My shoulders dropped.
Face tension, I didn't realize I had, relaxed.
Here are some before and afters:
What to Do If You Suspect a Tongue Tie
Maybe you have one, maybe you don't. First investigate!
Do a home check. Try lifting your tongue to your palate while opening your jaw. Try holding it there. If you can’t, you may have a restriction.

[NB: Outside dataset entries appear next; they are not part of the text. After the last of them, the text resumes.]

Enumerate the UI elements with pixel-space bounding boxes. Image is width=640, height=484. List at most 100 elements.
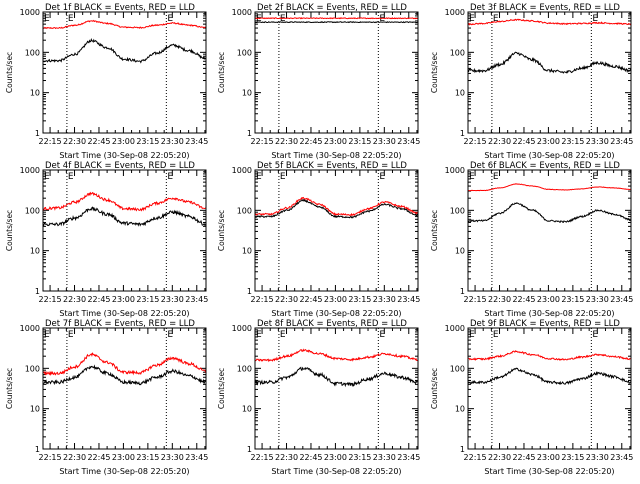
y-axis-label: Counts/sec: [430, 52, 439, 93]
y-tick-label: 1: [35, 129, 40, 138]
x-tick-label: 23:45: [397, 453, 420, 462]
panel-det-8: Det 8f BLACK = Events, RED = LLD Counts/s…: [217, 319, 420, 476]
x-tick-label: 23:45: [397, 137, 420, 146]
x-tick-label: 23:45: [185, 453, 208, 462]
x-tick-label: 23:15: [561, 137, 584, 146]
series-line-lld: [42, 191, 207, 212]
x-tick-label: 23:00: [324, 295, 347, 304]
x-axis-label: Start Time (30-Sep-08 22:05:20): [271, 151, 401, 160]
series-line-events: [42, 206, 207, 227]
y-tick-label: 100: [237, 364, 252, 373]
x-tick-label: 23:00: [537, 295, 560, 304]
x-tick-label: 22:30: [488, 453, 511, 462]
x-tick-label: 23:15: [348, 137, 371, 146]
x-tick-label: 22:15: [39, 137, 62, 146]
x-tick-label: 23:30: [586, 295, 609, 304]
x-tick-label: 23:30: [373, 137, 396, 146]
panel-det-5: Det 5f BLACK = Events, RED = LLD Counts/s…: [217, 161, 420, 318]
x-tick-label: 23:45: [185, 295, 208, 304]
panel-det-9: Det 9f BLACK = Events, RED = LLD Counts/s…: [430, 319, 633, 476]
series-line-events: [254, 198, 419, 219]
y-tick-label: 1: [35, 445, 40, 454]
plot-frame: [467, 11, 632, 134]
y-axis-label: Counts/sec: [217, 368, 226, 409]
y-tick-label: 10: [455, 89, 465, 98]
y-axis-label: Counts/sec: [217, 52, 226, 93]
x-tick-label: 23:45: [185, 137, 208, 146]
y-tick-label: 1: [247, 129, 252, 138]
x-axis-label: Start Time (30-Sep-08 22:05:20): [271, 309, 401, 318]
event-marker-label: E: [280, 14, 286, 24]
event-marker-label: E: [469, 172, 475, 182]
x-axis-label: Start Time (30-Sep-08 22:05:20): [59, 467, 189, 476]
x-tick-label: 23:15: [348, 453, 371, 462]
x-tick-label: 23:45: [397, 295, 420, 304]
x-tick-label: 22:45: [87, 137, 110, 146]
x-tick-label: 22:30: [63, 453, 86, 462]
x-tick-label: 22:45: [87, 453, 110, 462]
y-tick-label: 1: [35, 287, 40, 296]
x-tick-label: 23:00: [324, 137, 347, 146]
event-marker-label: E: [256, 14, 262, 24]
y-tick-label: 1: [247, 287, 252, 296]
x-tick-label: 22:30: [275, 137, 298, 146]
event-marker-label: E: [592, 172, 598, 182]
y-tick-label: 1000: [232, 166, 252, 175]
x-tick-label: 23:30: [161, 453, 184, 462]
series-line-events: [254, 366, 419, 388]
y-tick-label: 10: [242, 89, 252, 98]
series-line-lld: [467, 350, 632, 361]
x-tick-label: 23:45: [610, 137, 633, 146]
x-tick-label: 23:00: [537, 137, 560, 146]
y-tick-label: 100: [237, 48, 252, 57]
panel-title: Det 7f BLACK = Events, RED = LLD: [45, 319, 195, 329]
x-tick-label: 22:45: [299, 137, 322, 146]
panel-title: Det 1f BLACK = Events, RED = LLD: [45, 3, 195, 13]
x-tick-label: 23:00: [112, 453, 135, 462]
series-line-lld: [467, 18, 632, 26]
plot-frame: [467, 327, 632, 450]
series-line-events: [467, 367, 632, 385]
x-tick-label: 22:15: [464, 295, 487, 304]
x-tick-label: 22:30: [275, 295, 298, 304]
y-tick-label: 10: [30, 247, 40, 256]
series-line-lld: [254, 348, 419, 363]
y-tick-label: 100: [450, 48, 465, 57]
event-marker-label: E: [493, 330, 499, 340]
y-tick-label: 1000: [20, 8, 40, 17]
x-axis-label: Start Time (30-Sep-08 22:05:20): [484, 151, 614, 160]
event-marker-label: E: [280, 172, 286, 182]
x-tick-label: 22:45: [512, 137, 535, 146]
event-marker-label: E: [167, 172, 173, 182]
panel-title: Det 9f BLACK = Events, RED = LLD: [470, 319, 620, 329]
event-marker-label: E: [592, 14, 598, 24]
plot-frame: [254, 11, 419, 134]
y-tick-label: 1000: [445, 166, 465, 175]
y-axis-label: Counts/sec: [430, 210, 439, 251]
y-axis-label: Counts/sec: [217, 210, 226, 251]
event-marker-label: E: [167, 330, 173, 340]
y-tick-label: 10: [30, 405, 40, 414]
y-tick-label: 1: [247, 445, 252, 454]
x-axis-label: Start Time (30-Sep-08 22:05:20): [59, 309, 189, 318]
x-tick-label: 23:30: [586, 453, 609, 462]
x-tick-label: 23:45: [610, 453, 633, 462]
y-tick-label: 100: [25, 206, 40, 215]
x-tick-label: 22:15: [39, 453, 62, 462]
y-tick-label: 10: [242, 247, 252, 256]
event-marker-label: E: [68, 172, 74, 182]
panel-det-4: Det 4f BLACK = Events, RED = LLD Counts/s…: [5, 161, 208, 318]
x-tick-label: 22:45: [299, 295, 322, 304]
event-marker-label: E: [256, 330, 262, 340]
y-tick-label: 100: [450, 364, 465, 373]
y-axis-label: Counts/sec: [5, 210, 14, 251]
y-tick-label: 1000: [232, 8, 252, 17]
x-axis-label: Start Time (30-Sep-08 22:05:20): [59, 151, 189, 160]
x-tick-label: 23:30: [373, 295, 396, 304]
event-marker-label: E: [493, 14, 499, 24]
y-tick-label: 10: [30, 89, 40, 98]
x-tick-label: 23:30: [373, 453, 396, 462]
series-line-lld: [42, 352, 207, 377]
x-tick-label: 22:15: [464, 453, 487, 462]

If you think you have one get a physical exam by an expert. Seriously, most dentists (love you!) have no clue if a tongue tie is a problem. Mine was pretty darned bad yet no regular dentist had tuned in. It was only when I saw a series of airway-aware dentists that (all three) mentioned my tied-up tongue. An oral myofunctional therapist is another great way to check in. They’ll tell you if your tongue tie is contributing to your symptoms.
Don’t just cut it. Rushing into surgical procedures without preparation can cause complications. Strengthen your muscles, retrain breathing patterns, and work with a therapist first.
Final Thoughts
For me, tongue tie surgery was an effective treatment that changed everything — from tension and pain to sleep, posture, and even my pelvic floor.
If you’re struggling with stubborn core dysfunction, chronic tension, or pelvic floor dysfunction, don’t overlook this small detail. Sometimes the root cause of big problems lies in the tiniest tether under the tongue.